Synod 2023 upheld last year’s decision to declare confessional status to the interpretation of homosexual sex as unchaste, requiring agreement on this from all Christian Reformed churches, officebearers, and members. Synod also urged churches to “be places of belonging for LGBTQ+ members seeking to follow Christ” and instructed churches “to show love to all people groups including our LGBTQ+ members and neighbors.”

On that score, I was reminded of what the synodical report on “Pastoral Care for Homosexual Members” said over 20 years ago on compassionate ministry (excerpted from Agenda for Synod 2002, pp. 326-7):

First, the church must remember that gospel, not law, has the power to redeem our lives and make us whole. Saying no is not enough. The church must reach out with love and compassion, creating a fellowship of mutual honesty, caring, and support.

Christian ministry begins with compassion. Just as Jesus was moved by the cry of the blind man on the way to Jericho, by the widow following the body of her son, … so too we must first be moved in our deepest feelings by those who struggle with same-sex attractions.

Compassion is what we feel when we are in touch with the pain of others even though their situation may be very different from anything we have experienced. Compassion is born of imagination, the ability to put ourselves into their situation and know what it is really like. Only when we know our own brokenness, our own pain, and our own temptations can we begin to identify with others and feel compassion. That compassion is the motivational power for ministry. It moves us to reach out and do what we can. It also helps overcome their shame, the shame they do not deserve.

Compassionate ministry seeks to incorporate those with same-sex attractions fully into the body and life of the church, satisfying (the) need for community, for intimacy, for oneness with others, and (the) need to serve (the) Lord. … (What we all need is) to love and to be loved, to know and to be known, to feel worthwhile about (ourselves).

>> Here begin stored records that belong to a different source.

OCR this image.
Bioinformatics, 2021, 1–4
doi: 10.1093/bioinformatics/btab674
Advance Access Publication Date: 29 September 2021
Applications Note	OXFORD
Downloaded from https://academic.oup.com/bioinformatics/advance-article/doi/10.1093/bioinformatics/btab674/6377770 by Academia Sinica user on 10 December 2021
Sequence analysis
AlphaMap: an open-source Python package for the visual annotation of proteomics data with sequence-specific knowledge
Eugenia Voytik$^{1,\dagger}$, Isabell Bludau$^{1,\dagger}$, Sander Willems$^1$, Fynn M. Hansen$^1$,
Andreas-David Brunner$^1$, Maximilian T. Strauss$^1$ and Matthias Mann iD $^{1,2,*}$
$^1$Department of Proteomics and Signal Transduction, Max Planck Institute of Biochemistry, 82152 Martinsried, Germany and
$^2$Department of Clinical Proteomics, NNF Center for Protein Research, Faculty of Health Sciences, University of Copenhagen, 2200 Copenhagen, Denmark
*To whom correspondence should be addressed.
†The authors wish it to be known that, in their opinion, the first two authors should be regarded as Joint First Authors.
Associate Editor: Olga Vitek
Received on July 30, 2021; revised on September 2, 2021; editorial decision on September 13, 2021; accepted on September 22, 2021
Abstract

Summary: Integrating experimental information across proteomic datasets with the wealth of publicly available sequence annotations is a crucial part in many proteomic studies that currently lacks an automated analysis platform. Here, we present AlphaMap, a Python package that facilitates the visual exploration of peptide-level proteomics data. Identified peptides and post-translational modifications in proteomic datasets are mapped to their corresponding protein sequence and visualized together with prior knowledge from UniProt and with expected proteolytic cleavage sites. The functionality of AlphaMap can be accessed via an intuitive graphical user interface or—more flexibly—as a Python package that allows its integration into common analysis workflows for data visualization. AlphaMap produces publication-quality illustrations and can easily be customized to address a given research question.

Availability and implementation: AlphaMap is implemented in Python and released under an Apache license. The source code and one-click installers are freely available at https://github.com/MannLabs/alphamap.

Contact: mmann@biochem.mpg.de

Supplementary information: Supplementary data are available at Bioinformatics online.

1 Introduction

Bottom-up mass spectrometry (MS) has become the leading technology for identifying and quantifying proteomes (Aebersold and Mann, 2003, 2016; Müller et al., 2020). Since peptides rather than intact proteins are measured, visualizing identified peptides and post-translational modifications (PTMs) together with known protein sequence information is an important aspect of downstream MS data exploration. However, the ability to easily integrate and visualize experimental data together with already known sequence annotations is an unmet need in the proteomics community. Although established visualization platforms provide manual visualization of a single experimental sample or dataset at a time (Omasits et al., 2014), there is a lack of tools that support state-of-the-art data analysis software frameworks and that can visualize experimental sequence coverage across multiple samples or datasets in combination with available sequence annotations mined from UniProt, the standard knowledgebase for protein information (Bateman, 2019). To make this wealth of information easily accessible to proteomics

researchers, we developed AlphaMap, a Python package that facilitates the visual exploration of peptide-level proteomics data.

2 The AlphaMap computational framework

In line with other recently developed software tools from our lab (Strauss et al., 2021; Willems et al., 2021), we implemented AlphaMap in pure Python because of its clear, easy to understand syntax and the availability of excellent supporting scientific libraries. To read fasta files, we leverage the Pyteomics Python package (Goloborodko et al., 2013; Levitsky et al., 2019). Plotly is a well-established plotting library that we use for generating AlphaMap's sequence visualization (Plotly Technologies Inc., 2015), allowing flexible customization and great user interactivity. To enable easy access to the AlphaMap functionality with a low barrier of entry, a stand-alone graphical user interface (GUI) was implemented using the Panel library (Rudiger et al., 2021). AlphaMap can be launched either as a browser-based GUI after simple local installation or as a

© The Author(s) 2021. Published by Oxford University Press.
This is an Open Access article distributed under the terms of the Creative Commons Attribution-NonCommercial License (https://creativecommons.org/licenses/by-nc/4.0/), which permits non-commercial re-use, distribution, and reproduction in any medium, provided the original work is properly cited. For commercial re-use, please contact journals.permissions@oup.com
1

Compassionate ministry begins with lifting the taboo. Love and compassion will help us overcome our apprehension about same-sex attractions or about those persons who experience sexuality this way. We need not stop our ears or avert our eyes. We must break down the conspiracy of silence and the walls of separation, which convey judgment, alienation, exclusion, and loss of hope to our brothers and sisters in Christ and to those outside of Christ who have been shut out of the church.

We must pray for all who struggle with sexual temptations, some with attraction to persons of the same sex, others to persons who are not their spouses, and still others with deep, dark secrets about their sexuality and their sexual behaviors. We must speak of who we are in Christ and how little being male or female, black or white, Cuban or American, homosexual or heterosexual says about who we are. We must bear one another’s burden, support one another in the Christian life, strive to live in holy obedience, hold out hope to one another, and seek healing from all our impairments.

When we do these things, we will meet our Lord, for he has said, whatever you do to the least of these my brothers and sisters, you do to me.

May this posture of compassionate ministry also help bridge the divisions among us. May all sides of the same-sex marriage debate have such compassion for each other.